And one other thing- going from 8 original weight classes to 13. Like with going from 15 round championship fights to 12 and same day weigh ins, it’s impossible to quantify the impact this has had on making the sport easier for modern day boxers.
You are probably right about some guys, but from 60 to 64 when he's a welter champ, half the time he's fighting HOFers and guys who had or would have titles at 147, 154, or 160. He's rematching all of his tough fights and making trilogies with the top guys near his weight. 18 of the 35 fights he has in that period are against these guys: Jorge Fernandez x3 (75-3-1) Denny Moyer x3 (HOF, lm champ) Luis Manuel Rodriguez x4 (HOF, ww champ) Benny Paret x3 (ww champ) Gaspar Ortega x2 (HOF) Ralph Dupas x2 (HOF, lm champ) Don Fullmer (HOF, mw champ) Later, when he's fighting at middleweight he's fighting Fullmer (HOF, mw champ) Tiger x2 (HOF, mw/lhw champ) Archer Monzon x2 (HOF, mw champ) Benvenuti x3 (HOF, lm/mw champ) Briscoe x2 (HOF) Antuofermo (HOF, mw champ) Minter (mw champ) and he'd already fought the likes of Carter, Mims, and Napoles. Griffith has stacked resumes from welter to middleweight.
EG is certainly one of the P4P elites who are likely to remain in the top 5 conversation long after Ali is no longer a top 5 HW let alone in the P4P picture.
This is the main reason I usually favour modern champs over past greats in hypothetical h2h's. Changes to the weigh-in rules gives the modern fighter a substantial size advantage. I respect the different views in this thread from some very knowledgable posters but I can't help feeling a little suspicious of bias. Not the bitter old barfly "back in my day" type of stuff, but that with the decline of american boxing some fans may misjudge the quality or effectiveness of certain fighters depending on how they compare in spectacle or entertainment to the style of boxing they were accustomed to watching growing up or were trained in themselves? The greats of the past can rest easy in any case as their achievements will likely never be equalled given the differences in the sport today.

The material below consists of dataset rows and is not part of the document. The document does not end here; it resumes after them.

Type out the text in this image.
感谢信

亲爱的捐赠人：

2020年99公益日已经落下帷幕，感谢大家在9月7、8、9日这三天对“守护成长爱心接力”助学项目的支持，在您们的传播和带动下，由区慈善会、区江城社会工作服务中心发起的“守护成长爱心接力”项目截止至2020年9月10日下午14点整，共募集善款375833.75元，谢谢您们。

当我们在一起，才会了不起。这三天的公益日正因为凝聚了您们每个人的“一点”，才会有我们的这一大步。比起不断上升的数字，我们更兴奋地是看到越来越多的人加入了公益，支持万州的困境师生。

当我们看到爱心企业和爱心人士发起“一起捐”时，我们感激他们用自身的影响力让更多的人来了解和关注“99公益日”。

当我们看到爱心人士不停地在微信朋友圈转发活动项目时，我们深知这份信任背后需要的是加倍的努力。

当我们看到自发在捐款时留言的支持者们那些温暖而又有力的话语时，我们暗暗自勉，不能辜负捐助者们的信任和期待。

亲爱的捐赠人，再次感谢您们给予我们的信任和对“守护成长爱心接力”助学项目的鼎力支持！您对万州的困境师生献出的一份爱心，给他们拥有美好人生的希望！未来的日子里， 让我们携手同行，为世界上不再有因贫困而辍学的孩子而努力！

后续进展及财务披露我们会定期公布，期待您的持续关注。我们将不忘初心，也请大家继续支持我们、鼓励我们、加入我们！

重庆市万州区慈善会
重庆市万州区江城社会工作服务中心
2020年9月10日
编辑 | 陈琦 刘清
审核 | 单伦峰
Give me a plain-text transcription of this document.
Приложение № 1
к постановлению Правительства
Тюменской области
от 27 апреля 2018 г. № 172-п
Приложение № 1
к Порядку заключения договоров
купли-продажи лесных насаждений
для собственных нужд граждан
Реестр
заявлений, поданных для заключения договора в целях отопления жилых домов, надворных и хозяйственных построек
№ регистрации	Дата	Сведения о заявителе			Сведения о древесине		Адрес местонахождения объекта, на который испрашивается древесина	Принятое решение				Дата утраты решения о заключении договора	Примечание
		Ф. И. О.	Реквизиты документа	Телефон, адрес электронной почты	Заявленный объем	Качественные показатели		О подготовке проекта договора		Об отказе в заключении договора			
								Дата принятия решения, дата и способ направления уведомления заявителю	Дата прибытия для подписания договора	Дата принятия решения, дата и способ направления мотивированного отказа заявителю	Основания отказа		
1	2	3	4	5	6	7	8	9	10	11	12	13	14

That's not how boxing is seen. Fighters from the new generation don't become better. Fighters are getting bigger and the sport goes through evolution.
This. Boxing isn't straight foward like a running competition. The right supplementation and the right physical attributes can easily allow modern runners to destroy old records. Boxing on the other hand is a fight, which has too many intangibles to say fighters have evolved. Modern science and training methods can make a boxer bigger, stronger, faster, and even improve their stamina and the boxer could still lose to someone lacking all of those advantages. No amount of modern Science and training methods will make an average fighter an elite fighter. Boxing can't really be compared to a lot of other sports. George Foreman even when he was old, fat, and way over the hill was able to compete with the top fighters and even the World champ and in his 40's recaptured the title. It would be impossible for a track and field athlete to do what Foreman did in their sport. If Carl Lewis tried to make a comeback in 2004 at over 40 year old in the 100 meters he would'nt have even qualified let alone recapture gold.
I've seen this opinion before and it's a real head scratcher. Fighters don't constantly improve over time. Sprinting records have nothing to do with boxing. Boxing doesn't keep progressing, it just ebbs and flows. And that's what's happened for many years. The best fighters today are no better than the best fighters of the 80's and 90's. Go through the divisions. The MW, SMW and HW divisions were stronger in the 90's. The CW and LHW divisions have seen a resurgence. I doubt it will ever change. If you want to ponder who'd have won a fantasy fight between Deontay Wilder and Ali, you'd analyse their skill sets, not the sprinting records of the last 50 years.
The word evolution has garnered the incorrect connotation of improvement. The reality is a constant change as the rule types have prioritised certain skillsets. The modern clan for example are inferior to the golden oldies when it comes to feints and parrying.
I basically agree, but advancement in S&C as well as nutrition, although not making you a better fighter technically or psychologically has defiantly made a large group of fighters more durable than they would have been before.
the advances in refereeing protecting fighters, shorter fights, less cardio emphasis, definitely reduce the need to be as durable as before.
You gotta be pretty special to believe the boxers from the 80's through early 2000s wouldn't completely embarrass the ones today. There is only a handful of today's fighters that would contend back then. Esp the HW division, my goodness it's been HORRIBLE. I thought it was bad when Klit's were ruling lol All you have to do is watch a champ from the 90s and then compare their technique to today's. They were so much crisper, co-ordinated etc. back then. I don't count Anthony Joshua just because I haven't seen much of him but what I did see, he looked decent.